Dans le trouble bipolaire, il existe une élévation sérique d’IgG anti-gliadine et d’ASCA IgG, paramètres de l’inflammation gastro-intestinale. ASCA en particulier est corrélé à la présence d’IgG à T. gondii, chez les patients présentant une complication psychotique d’un trouble bipolaire. La durée des épisodes dépressifs est en corrélation positive avec le taux d’anticorps IgG à certains antigènes alimentaires. Le taux de tentative de suicide du dernier mois écoulé est proportionnel au taux d’IgA anti-ASCA, d’IgG anti-gliadine et d’IgM anti-T. gondii.
Perméabilité intestinale et autisme
Les troubles du spectre autistique (TSA) ont la particularité d’avoir de nombreuses comorbidités : constipation, diarrhée, reflux, œsophagite, gastrite, duodénite, entérocolite, hyperplasie lymphoïde nodulaire. Cela reflète l’importante perméabilité intestinale qui permet de retrouver un taux élevé d’anticorps contre la caséine chez les enfants présentant un autisme.
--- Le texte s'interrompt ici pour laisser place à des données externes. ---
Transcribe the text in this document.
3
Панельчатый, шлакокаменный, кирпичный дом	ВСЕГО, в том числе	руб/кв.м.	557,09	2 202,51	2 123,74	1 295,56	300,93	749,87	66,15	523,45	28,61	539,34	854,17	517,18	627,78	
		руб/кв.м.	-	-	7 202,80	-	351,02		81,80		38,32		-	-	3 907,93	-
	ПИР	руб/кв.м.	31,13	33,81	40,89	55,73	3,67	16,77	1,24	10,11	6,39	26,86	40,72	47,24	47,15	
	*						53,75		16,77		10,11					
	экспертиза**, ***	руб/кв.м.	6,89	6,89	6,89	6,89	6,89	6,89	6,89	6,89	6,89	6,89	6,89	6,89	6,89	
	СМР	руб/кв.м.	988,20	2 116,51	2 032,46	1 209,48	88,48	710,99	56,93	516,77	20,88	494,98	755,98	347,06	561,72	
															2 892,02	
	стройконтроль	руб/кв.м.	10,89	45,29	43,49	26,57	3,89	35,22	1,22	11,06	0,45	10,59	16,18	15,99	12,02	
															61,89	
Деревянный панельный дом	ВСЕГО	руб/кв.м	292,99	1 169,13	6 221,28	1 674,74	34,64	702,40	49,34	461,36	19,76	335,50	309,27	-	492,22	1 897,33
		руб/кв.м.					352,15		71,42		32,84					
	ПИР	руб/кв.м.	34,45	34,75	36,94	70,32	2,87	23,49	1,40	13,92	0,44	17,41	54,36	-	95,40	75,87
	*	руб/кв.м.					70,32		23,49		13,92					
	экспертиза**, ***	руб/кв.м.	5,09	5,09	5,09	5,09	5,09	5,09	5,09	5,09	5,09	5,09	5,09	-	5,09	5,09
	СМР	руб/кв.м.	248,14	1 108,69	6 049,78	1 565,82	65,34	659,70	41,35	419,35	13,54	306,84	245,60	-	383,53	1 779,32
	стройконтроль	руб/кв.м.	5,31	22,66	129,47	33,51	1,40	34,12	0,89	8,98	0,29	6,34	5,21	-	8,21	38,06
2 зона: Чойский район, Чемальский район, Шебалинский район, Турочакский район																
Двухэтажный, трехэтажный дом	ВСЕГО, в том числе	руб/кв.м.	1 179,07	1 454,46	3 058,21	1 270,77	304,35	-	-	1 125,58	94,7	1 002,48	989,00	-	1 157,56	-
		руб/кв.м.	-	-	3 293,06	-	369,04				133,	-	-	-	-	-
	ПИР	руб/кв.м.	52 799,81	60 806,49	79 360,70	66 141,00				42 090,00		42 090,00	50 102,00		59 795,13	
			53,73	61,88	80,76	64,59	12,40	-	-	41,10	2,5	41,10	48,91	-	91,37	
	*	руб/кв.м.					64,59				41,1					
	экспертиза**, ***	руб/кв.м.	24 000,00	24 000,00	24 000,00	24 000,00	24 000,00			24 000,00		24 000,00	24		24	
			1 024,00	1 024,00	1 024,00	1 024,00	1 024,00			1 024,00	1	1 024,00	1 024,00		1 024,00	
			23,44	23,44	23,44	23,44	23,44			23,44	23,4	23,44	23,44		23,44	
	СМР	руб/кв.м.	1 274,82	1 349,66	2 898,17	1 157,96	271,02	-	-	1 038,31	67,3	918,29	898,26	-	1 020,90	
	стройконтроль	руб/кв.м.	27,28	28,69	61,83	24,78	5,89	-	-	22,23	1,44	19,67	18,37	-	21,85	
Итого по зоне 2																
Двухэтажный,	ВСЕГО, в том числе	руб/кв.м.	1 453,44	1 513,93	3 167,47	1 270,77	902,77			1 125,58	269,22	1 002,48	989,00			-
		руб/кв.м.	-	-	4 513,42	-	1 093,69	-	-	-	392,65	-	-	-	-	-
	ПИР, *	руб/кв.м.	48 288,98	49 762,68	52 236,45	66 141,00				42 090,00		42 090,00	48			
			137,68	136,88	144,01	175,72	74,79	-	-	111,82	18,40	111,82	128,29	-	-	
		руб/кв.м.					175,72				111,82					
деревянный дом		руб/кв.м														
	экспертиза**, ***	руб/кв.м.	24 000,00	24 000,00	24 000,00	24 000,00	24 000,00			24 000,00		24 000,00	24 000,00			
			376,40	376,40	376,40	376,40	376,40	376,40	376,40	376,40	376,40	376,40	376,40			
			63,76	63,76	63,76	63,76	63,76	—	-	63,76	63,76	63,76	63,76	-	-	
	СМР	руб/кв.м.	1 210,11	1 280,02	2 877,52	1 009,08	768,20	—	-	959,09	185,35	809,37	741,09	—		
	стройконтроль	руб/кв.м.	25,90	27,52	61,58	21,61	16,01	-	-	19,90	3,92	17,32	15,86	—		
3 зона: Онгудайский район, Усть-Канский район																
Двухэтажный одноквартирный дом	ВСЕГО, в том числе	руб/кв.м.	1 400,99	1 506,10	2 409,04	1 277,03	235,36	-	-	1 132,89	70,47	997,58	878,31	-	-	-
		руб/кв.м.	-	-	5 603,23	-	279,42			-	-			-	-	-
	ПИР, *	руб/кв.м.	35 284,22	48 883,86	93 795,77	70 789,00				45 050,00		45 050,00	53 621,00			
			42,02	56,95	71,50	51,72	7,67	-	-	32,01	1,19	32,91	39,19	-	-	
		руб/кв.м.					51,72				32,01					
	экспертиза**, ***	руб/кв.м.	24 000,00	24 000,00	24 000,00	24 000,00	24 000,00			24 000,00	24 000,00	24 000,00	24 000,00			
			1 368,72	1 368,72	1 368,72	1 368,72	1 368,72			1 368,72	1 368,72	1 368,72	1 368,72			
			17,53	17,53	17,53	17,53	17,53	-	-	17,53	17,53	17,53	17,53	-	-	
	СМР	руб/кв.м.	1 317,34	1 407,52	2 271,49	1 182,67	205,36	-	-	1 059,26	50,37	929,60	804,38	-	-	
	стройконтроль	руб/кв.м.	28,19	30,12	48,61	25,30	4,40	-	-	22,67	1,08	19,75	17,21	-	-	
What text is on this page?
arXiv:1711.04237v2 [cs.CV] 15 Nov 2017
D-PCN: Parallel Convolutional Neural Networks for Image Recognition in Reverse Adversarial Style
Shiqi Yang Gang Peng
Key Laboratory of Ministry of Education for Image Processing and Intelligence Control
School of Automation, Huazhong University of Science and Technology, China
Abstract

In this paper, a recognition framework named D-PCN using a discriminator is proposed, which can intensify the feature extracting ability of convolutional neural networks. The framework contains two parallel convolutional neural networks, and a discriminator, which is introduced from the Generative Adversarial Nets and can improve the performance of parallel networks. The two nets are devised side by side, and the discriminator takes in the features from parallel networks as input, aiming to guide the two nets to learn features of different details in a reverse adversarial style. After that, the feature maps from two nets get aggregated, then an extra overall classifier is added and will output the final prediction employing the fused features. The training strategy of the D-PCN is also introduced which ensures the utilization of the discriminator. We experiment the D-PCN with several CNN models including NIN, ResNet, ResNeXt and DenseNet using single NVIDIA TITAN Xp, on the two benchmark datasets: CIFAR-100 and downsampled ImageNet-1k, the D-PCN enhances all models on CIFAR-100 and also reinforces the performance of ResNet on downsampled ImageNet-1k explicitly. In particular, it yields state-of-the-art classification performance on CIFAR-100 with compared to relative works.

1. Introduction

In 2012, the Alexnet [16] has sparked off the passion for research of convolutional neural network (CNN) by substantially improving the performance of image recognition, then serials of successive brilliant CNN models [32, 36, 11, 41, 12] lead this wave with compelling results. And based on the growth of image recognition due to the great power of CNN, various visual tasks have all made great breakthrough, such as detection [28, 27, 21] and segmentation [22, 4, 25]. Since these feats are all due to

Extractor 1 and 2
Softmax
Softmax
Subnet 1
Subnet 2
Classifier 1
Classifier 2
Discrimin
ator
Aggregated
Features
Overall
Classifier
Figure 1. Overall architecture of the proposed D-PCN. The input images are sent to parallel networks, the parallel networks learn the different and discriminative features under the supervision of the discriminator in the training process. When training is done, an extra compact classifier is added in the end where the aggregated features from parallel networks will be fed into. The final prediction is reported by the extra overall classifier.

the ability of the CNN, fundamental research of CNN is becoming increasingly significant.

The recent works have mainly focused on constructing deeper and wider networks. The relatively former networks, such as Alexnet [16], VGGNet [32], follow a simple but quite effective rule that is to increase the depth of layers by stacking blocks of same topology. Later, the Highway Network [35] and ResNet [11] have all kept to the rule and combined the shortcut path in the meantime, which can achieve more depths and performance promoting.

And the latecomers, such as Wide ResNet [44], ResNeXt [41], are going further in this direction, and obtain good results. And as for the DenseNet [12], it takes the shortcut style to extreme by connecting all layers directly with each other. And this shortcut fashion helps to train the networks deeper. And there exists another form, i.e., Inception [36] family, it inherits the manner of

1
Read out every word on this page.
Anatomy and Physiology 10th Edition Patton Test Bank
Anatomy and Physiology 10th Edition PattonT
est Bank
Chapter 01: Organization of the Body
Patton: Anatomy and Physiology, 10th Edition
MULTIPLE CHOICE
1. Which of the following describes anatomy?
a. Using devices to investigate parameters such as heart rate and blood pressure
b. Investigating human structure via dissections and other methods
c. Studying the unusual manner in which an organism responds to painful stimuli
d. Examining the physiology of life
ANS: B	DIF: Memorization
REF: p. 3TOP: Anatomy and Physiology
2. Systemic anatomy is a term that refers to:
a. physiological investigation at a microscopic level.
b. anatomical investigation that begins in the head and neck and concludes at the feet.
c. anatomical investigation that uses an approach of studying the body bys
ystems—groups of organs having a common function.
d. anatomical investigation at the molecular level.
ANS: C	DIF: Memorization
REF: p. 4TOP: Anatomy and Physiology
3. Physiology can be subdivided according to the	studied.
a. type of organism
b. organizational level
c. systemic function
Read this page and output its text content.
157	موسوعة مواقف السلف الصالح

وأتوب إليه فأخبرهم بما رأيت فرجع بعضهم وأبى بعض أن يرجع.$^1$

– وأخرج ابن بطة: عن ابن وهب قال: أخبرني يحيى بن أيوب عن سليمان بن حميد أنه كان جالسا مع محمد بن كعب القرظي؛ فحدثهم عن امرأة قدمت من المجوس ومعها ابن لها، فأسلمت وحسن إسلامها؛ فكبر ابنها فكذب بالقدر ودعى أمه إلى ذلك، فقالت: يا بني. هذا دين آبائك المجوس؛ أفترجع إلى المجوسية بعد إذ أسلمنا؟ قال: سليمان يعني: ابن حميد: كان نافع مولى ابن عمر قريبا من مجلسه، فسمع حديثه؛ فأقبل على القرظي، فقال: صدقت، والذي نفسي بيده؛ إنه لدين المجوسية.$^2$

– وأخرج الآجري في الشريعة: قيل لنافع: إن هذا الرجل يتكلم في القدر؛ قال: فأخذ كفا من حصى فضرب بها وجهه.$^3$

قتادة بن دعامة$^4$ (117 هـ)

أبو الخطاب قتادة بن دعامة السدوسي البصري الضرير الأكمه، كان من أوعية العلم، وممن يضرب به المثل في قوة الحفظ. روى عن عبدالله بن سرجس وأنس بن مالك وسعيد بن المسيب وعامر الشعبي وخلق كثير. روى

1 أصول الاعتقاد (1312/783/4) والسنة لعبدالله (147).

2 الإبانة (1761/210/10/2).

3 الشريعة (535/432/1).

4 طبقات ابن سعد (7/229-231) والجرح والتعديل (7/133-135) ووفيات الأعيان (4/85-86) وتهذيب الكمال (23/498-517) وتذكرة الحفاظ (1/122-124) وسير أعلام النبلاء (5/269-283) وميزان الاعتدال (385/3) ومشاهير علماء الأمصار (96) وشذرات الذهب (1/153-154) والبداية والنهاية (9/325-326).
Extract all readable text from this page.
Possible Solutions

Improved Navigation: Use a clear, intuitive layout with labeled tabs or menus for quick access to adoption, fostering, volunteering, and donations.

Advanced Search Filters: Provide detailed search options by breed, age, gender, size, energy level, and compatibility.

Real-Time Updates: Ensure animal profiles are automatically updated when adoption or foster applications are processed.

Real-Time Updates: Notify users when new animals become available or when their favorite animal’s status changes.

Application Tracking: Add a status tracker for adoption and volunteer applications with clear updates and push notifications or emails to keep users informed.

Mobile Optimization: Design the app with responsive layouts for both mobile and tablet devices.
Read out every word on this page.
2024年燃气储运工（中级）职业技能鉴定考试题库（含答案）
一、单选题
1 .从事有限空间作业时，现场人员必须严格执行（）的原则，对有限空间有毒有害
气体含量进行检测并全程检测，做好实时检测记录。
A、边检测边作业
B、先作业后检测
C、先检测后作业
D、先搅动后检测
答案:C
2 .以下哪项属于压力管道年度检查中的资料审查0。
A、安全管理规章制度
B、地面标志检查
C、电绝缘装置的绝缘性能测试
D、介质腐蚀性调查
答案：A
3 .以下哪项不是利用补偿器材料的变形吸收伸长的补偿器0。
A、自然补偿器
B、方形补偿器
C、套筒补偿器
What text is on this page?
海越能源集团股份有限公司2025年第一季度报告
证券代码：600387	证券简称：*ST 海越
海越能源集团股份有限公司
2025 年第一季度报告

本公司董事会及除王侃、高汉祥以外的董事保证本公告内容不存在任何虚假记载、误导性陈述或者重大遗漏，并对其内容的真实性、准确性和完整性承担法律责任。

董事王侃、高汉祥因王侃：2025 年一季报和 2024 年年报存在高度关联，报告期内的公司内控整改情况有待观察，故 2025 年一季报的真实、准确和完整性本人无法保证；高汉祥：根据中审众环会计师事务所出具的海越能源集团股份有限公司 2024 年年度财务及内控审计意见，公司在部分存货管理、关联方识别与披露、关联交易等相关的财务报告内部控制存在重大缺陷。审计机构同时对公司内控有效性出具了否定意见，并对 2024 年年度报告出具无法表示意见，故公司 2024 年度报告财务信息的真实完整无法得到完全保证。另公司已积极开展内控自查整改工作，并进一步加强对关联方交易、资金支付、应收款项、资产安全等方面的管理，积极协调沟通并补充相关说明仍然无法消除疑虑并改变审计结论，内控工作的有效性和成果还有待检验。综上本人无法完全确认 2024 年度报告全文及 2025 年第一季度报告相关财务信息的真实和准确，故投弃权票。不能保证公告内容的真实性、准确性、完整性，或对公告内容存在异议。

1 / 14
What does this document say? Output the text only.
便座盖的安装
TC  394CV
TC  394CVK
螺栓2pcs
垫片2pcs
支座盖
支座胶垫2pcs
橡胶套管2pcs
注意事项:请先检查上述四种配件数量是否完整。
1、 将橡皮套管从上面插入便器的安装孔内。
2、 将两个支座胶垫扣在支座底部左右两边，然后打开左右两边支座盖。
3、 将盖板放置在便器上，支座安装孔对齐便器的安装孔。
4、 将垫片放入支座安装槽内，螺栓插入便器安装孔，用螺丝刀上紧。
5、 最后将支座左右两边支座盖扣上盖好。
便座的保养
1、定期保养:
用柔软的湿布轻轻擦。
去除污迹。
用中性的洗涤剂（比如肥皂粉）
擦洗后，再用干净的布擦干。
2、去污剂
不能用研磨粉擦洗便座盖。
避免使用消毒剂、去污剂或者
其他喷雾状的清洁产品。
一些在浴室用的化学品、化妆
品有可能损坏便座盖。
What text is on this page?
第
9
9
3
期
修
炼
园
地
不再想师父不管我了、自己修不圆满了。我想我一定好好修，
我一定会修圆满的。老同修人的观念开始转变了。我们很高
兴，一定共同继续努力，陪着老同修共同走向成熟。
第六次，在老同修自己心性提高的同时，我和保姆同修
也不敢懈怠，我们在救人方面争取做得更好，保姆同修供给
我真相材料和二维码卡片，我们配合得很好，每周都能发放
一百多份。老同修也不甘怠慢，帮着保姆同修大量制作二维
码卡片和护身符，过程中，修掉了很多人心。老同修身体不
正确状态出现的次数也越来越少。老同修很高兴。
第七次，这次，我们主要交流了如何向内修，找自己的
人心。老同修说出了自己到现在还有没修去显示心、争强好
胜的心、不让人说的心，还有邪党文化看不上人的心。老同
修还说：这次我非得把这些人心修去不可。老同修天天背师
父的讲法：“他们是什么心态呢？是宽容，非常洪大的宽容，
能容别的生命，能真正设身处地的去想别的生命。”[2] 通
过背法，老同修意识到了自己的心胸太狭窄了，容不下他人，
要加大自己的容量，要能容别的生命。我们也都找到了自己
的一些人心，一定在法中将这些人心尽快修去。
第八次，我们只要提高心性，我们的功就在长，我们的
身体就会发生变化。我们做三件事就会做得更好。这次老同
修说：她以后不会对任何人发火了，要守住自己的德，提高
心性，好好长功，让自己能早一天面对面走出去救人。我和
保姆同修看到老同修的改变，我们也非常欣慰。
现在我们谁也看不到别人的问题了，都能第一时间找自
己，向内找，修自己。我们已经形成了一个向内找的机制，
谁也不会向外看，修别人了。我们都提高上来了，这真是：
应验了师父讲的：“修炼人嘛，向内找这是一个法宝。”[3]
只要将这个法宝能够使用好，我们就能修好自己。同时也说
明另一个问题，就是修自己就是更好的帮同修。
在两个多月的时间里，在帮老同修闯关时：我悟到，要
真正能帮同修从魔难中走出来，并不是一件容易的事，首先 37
La raison en est le dysfonctionnement des jonctions serrées intercellulaires de l’épithélium intestinal et l’inflammation de la barrière hémato-encéphalique, altérations qui permettent aux antigènes de contaminer le LCR.
Cet article illustre une origine méconnue aux psychopathologies, et ouvre une nouvelle voie à la prévention et aux traitements de ces maladies.
Patrick Lambert
Praticien hospitalier Honoraire, psychiatre fondateur de la psychagogie scotocentrée, président d’E3PI, auteur de Analyse psychagogique des rêves : l’inconscient revisité et scotocentré.
Directeur et formateur E3PI en Psychopathologie, Analyse psychagogique des rêves, et Psychologie complexe selon Jung.